A. Three good examples of this come to mind about living out the theme of Mary’s
Magnificat that praised God by bringing down the mighty and exalting the lowly. Women priests are witnessing the need for justice that lifts up the marginalized and nourishes the hungry as is exemplified by the daily routine of Judy Lee and Judy Beaumont from the Association of Roman Catholic Women Priests (ARCWP) at Good Shepherd Congregation in Ft. Myers, Fl. who serve homeless, formerly homeless and low income people.
B. This year, ARCWP priests Katy Zatsick and Janice Sevre-Duszynska, Deacon Diane Dougherty and Candidate Kay Akers participated in the SOA Watch vigil to close the School of the Americas (now WHINSEC) in Columbus, GA. The women carried the ARCWP banner during the solemn funeral procession.
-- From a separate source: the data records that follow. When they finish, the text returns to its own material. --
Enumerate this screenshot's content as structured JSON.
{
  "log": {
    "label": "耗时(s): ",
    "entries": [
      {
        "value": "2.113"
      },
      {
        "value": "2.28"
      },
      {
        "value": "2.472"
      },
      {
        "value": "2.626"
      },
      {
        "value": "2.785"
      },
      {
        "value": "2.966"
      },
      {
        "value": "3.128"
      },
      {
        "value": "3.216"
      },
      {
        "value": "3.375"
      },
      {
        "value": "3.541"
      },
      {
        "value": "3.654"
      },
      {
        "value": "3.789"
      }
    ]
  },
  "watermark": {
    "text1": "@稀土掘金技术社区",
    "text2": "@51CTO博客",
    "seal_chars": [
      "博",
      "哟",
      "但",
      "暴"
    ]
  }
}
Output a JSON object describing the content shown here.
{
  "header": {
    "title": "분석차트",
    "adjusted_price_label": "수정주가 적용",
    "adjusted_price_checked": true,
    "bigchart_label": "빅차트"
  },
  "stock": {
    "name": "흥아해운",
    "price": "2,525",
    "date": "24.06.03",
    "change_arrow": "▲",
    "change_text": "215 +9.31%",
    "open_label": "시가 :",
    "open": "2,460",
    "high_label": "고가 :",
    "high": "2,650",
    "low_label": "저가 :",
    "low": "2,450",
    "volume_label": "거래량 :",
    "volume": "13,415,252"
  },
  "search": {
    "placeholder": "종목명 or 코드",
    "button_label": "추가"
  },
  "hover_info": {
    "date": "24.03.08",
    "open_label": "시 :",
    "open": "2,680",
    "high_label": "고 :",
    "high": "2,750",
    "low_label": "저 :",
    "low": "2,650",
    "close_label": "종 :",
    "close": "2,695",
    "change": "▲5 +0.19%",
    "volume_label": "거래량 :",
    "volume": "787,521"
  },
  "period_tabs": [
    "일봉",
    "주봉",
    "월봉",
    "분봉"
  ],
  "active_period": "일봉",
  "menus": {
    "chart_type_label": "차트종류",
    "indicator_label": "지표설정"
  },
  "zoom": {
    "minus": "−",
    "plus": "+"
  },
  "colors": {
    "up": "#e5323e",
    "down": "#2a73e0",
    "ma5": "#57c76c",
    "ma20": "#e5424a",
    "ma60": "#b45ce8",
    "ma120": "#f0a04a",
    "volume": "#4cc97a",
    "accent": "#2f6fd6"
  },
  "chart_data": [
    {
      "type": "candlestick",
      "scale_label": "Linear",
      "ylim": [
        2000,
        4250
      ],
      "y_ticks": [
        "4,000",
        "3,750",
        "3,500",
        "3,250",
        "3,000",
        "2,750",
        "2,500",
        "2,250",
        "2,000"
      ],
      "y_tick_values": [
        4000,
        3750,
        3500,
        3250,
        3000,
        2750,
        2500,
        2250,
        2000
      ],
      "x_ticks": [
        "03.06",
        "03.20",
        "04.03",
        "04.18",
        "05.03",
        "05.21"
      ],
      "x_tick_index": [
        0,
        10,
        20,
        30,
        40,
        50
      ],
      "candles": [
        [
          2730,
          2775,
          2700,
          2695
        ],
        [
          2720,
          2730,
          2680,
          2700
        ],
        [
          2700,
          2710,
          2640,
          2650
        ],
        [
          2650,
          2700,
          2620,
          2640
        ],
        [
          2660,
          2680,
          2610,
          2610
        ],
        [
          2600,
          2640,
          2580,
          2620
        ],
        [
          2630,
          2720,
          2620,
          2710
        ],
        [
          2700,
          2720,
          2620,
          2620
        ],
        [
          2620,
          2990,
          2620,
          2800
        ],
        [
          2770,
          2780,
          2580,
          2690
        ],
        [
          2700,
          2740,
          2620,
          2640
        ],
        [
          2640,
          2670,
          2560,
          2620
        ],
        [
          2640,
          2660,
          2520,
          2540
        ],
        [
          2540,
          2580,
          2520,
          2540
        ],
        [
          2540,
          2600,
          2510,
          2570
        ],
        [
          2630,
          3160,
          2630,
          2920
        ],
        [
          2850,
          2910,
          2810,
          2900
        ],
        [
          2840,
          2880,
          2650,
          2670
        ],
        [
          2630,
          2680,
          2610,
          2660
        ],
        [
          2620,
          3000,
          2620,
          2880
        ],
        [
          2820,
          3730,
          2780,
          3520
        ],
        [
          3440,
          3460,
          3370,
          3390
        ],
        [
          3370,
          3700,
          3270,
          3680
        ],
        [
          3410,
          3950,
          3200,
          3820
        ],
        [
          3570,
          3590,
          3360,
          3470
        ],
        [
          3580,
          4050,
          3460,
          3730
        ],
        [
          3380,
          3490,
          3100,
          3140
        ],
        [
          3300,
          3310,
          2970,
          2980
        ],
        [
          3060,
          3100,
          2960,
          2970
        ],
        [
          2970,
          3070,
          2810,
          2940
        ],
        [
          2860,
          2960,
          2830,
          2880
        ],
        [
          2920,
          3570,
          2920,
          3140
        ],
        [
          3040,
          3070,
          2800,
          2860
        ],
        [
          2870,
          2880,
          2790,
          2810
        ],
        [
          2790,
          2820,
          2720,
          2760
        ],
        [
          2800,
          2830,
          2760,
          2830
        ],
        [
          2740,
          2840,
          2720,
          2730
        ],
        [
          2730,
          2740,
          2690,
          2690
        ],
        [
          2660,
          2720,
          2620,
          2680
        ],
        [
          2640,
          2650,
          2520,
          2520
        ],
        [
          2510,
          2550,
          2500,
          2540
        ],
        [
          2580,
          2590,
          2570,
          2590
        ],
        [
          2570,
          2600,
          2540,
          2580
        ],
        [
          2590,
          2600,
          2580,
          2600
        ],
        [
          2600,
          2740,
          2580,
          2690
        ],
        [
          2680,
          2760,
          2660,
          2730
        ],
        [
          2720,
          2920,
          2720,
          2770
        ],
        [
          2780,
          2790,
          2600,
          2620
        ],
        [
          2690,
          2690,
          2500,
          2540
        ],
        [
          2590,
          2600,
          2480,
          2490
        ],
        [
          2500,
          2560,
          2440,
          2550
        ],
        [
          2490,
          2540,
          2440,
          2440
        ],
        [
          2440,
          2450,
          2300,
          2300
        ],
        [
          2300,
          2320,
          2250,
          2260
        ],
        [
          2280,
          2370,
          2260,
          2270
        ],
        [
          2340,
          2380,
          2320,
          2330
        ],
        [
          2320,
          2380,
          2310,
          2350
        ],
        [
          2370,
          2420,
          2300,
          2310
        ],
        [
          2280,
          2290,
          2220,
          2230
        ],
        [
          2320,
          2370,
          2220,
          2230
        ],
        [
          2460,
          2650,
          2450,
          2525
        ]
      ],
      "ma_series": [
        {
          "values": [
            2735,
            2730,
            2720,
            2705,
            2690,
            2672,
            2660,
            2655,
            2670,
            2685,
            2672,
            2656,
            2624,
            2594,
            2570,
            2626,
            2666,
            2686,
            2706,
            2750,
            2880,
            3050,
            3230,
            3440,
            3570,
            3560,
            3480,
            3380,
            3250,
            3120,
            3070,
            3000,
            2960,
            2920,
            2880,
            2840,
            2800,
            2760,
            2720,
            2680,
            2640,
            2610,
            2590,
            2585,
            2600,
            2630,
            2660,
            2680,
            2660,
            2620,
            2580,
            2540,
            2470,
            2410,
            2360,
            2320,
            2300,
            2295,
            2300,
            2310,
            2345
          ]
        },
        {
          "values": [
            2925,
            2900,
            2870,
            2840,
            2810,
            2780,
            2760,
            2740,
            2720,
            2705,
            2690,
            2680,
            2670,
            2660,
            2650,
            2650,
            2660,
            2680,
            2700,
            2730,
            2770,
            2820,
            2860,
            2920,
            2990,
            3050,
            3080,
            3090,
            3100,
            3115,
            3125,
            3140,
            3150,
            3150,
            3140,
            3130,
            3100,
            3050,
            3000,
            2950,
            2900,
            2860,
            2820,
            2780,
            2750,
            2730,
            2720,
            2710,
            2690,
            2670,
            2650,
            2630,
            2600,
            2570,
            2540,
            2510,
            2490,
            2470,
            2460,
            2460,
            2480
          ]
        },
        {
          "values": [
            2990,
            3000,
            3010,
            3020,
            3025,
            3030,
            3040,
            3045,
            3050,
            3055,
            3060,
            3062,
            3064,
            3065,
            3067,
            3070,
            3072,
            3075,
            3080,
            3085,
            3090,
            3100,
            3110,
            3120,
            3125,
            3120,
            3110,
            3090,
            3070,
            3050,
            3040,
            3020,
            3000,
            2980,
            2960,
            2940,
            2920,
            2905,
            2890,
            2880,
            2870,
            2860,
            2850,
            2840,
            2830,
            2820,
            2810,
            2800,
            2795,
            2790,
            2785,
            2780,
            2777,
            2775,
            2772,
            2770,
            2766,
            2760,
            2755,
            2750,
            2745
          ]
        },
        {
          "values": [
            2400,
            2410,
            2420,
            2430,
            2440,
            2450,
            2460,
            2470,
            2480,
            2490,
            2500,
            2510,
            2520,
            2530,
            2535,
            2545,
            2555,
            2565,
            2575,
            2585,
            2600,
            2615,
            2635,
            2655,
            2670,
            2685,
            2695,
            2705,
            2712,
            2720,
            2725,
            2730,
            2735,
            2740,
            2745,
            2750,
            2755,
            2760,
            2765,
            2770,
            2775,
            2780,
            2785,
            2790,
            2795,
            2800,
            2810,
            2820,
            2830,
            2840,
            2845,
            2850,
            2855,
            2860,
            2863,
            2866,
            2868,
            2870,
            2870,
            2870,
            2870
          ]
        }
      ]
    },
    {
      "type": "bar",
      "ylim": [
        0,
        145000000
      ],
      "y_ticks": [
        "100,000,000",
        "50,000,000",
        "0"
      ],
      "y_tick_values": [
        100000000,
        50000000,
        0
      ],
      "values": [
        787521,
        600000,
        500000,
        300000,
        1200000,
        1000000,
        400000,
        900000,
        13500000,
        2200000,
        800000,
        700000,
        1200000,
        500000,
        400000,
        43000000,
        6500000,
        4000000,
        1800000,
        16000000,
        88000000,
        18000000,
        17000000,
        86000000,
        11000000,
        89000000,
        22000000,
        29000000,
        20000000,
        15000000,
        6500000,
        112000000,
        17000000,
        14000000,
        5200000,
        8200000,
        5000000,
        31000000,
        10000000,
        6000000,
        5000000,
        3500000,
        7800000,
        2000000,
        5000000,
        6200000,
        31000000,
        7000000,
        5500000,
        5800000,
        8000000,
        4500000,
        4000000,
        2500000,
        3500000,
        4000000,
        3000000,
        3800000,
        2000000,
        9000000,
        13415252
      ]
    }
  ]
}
The banner displays a painting of "Phoebe and Community" by South African feminist theologian and artist Dina Cormick and the words: "Reclaiming Our Ancient Heritage." During the vigil, Janice and Franciscan priest Jerry Zawada, former Prisoners of Conscience, led a Saturday night inclusive Catholic Eucharist of the "Good News to the Poor and Marginalized" in which 225 people participated. The event was sponsored by the Progressive Catholic Coalition. ARCWP also shared a table on Fort Benning Road with members of the PCC and ran an ad in the SOA Watch Vigil Program supporting the closure of the School of the Americas.
In October 2011 Deacon Donna Rougeux and women priests Ree Hudson and Janice Sevre-Duszynska accompanied Fr. Roy Bourgeois to Rome to meet with Vatican officials and to show solidarity for his prophetic witness for gender equality. They were part of a coalition of support which included representatives from WOC, CTA and womenpriests.org. While the Roman police detained Roy and two women ordination leaders, they did not detain our women priests and deacon. With the Vatican in the background on the rooftop of a hotel, the women priests and deacon led an inclusive Eucharist with the group on their last evening in Rome.
In our work and charism ARCWP tries to live out the prophetic witness for justice that echoes Mary's Magnificat.
For millions of people, the time has come for a holy shakeup that will bring new life, creativity, and justice to the Church and beyond. Mary, Mother of Jesus, is blessing us (and cheering us on, too, I hope!) as we work together with the people of God for a more just Church in a more non-violent and hopeful world.